Durant des années, de nombreuses années, j’ai amassé dans ma bibliothèque des romans et des nouvelles sur la Seconde Guerre mondiale racontée du point de vue soviétique. L’essentiel de ce que j’ai trouvé était bon à jeter, conventionnel, faiblard, démagogique, pamphlétaire. De temps à autres surgissaient des livres dignes d’attention, ainsi, dans une édition cubaine, Le Peuple est immortel de Vassili Grossman, bien avant que ne paraisse la traduction espagnole de Vie et destin et que le livre ne devienne un roman culte pour des lecteurs passionnés. J’ai aussi trouvé et apprécié les romans courts d’Alexandre Bek sur la brigade de Panfilov, ingénieusement racontés, avec une formidable accroche anecdotique, et j’ai travaillé en compagnie de Justo Vasco à la retraduction de Ivan de Bogomolov (découvert grâce au film de Tarkovski), qui m’avait déjà captivé avec En août 1944

Quand je parlais de ces livres à mes amis et compagnons habituels membres de la RDDL (République démocratique des lecteurs), la plupart me regardaient comme si je leur avais ramené une boîte de biscuits de la planète Mars. Tu lis ça ?
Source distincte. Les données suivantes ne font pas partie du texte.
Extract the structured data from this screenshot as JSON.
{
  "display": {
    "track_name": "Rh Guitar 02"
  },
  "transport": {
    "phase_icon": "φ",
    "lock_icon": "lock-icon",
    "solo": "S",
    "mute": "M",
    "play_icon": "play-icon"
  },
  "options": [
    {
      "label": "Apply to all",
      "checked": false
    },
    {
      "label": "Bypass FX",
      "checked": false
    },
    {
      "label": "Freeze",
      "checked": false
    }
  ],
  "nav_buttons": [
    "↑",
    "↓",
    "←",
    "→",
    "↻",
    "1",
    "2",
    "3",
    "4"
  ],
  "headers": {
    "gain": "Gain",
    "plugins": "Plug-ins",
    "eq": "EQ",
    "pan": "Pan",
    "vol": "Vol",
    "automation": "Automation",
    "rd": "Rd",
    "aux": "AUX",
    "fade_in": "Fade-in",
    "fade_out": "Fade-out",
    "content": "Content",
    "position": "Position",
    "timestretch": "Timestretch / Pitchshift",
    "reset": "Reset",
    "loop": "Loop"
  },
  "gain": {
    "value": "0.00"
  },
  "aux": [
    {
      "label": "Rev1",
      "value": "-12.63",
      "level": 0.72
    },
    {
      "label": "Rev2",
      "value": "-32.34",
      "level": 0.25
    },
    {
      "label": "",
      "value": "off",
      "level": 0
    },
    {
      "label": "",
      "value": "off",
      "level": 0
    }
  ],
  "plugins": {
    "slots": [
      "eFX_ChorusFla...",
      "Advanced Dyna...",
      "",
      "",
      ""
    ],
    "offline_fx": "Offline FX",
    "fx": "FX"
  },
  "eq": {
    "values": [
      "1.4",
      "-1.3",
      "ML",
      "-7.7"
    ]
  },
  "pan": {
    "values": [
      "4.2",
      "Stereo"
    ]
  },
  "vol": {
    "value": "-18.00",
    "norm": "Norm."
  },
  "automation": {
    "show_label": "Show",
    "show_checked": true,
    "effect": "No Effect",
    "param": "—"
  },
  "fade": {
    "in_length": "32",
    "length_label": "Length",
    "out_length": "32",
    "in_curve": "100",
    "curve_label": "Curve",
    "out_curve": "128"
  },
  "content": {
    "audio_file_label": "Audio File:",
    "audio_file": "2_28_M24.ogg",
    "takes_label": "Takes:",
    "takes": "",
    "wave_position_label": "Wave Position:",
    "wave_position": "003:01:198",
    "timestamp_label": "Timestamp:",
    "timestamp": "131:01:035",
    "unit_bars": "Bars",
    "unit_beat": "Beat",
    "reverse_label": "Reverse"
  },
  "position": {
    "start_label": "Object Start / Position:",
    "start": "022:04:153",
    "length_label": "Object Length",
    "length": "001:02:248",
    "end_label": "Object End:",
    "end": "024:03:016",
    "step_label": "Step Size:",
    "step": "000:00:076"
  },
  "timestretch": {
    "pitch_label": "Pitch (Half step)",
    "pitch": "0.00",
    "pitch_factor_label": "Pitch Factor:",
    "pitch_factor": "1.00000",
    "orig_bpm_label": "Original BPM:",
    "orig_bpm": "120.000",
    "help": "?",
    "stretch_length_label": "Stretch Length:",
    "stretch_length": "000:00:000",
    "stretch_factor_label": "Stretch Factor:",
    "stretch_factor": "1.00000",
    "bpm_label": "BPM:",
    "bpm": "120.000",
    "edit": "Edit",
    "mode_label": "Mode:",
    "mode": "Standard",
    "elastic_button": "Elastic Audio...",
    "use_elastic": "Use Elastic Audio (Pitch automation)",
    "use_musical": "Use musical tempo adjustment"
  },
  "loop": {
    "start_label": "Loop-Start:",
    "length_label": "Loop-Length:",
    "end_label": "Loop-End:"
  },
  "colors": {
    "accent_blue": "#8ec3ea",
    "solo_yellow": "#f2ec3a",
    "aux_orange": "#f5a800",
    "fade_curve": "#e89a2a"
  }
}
Eh oui, je lisais ça. Au-delà du fait que certains auteurs n’arrêtaient pas de mentir ou de pécher par omission pour la pire des raisons, la raison d’État, leurs textes étaient parfois remplis des meilleures intentions, portés par les utopies les plus sérieuses, par la défense la plus passionnée des valeurs humaines.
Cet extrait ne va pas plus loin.